De Waals Interesse an tierischen Normen, seine Überzeugung, dass es sich um "Bausteine menschlicher Moral" handelt, ist vor 30 Jahren geweckt worden, als der Primatologe, noch am Anfang seiner Karriere, im niederländischen Arnheim arbeitete. Fasziniert vom Thema Aggression, verfolgte er das Treiben der damals größten Schimpansenkolonie im Zoo. Denn mindestens fünfmal täglich gab es Streit im Gehege. Und fast ebenso regelmäßig sanken die Gegner einander kurz danach wieder in die Arme. Selten ertrugen sie es, einander länger böse zu sein.

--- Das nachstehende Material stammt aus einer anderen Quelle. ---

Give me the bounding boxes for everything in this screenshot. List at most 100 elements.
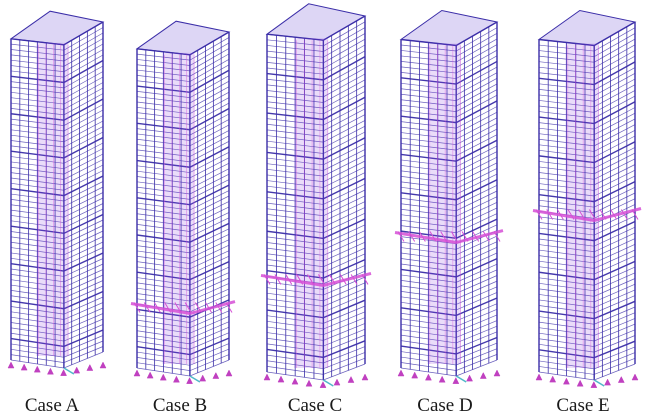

Damit stieß de Waal auf den ersten "Baustein" und nannte ihn Versöhnung - in der Primatologie der 1970er Jahre ein radikaler Begriff. So begann eine Revolution gegen die einseitige Auslegung der Natur als Schauplatz eines gnadenlosen Kampfes. Dass Primaten einander gelegentlich übel zurichten, Schimpansen sich gegenseitig umbringen oder ihre Rivalen kastrieren, bestreitet de Waal nicht. Dies aber beschreibe nur die eine Hälfte des Bildes. Daneben existiere ein paralleles Universum, in dem Primaten zusammenhalten, soziale Gruppen bilden, einander durch Küsse, Sex, Umarmungen und Fellpflege ihre Zuneigung beweisen und durch wechselseitige Hilfe ihre Lebensqualität verbessern.

Baustein um Baustein dieser urwüchsigen Primatenmoral hat de Waal seither erforscht und mit Begriffen benannt, die in der Biologen-Sprache bis dahin verpönt waren: Schimpansen zeigen Mitleid mit Schwachen und Alten, spenden Unterlegenen Trost. Einzelne, meist weibliche Tiere betätigen sich als Friedensstifter der Gemeinschaft und vermitteln zwischen grollenden Gegnern, die es nicht schaffen, den ersten Schritt zu tun.

Ihre kollektive Auffassung von dem, was sich für die Mitglieder ihrer Gruppe gehört, setzen die Tiere mit Sanktionen durch. Wer vom Futter nichts abgibt, wer Nebenbuhler erbarmungslos verfolgt oder zu spät aus dem Freigehege ins Schlafhaus kommt und alle aufs Abendessen warten lässt, wird gemieden, bedroht, verprügelt.

Jüngst hat Frans de Waal einigen Kapuzineraffen entlockt, unter welchen Bedingungen sie zur Kooperation bereit sind; nur dann nämlich, wenn sie damit rechnen können, dafür von ihrem Partner anschließend mit Futter belohnt zu werden. Und er hat ermittelt, was sie sich bei ihrem ausgeprägten Sinn für Fairness und Gerechtigkeit auf keinen Fall bieten lassen: ungleiche Behandlung! Gurkenstücke als Arbeitslohn - sonst sehr willkommen - wirft ein Kapuzineraffe wütend weg, wenn er sieht, wie der menschliche Versuchsleiter einem anderen Probanden für die gleiche Leistung ein paar süße Weinbeeren reicht.

"Würden Außerirdische", so Frans de Waal, "auf unserem Planeten nach moralischem Verhalten suchen, wer weiß, ob der Mensch dabei wirklich am besten abschnitte."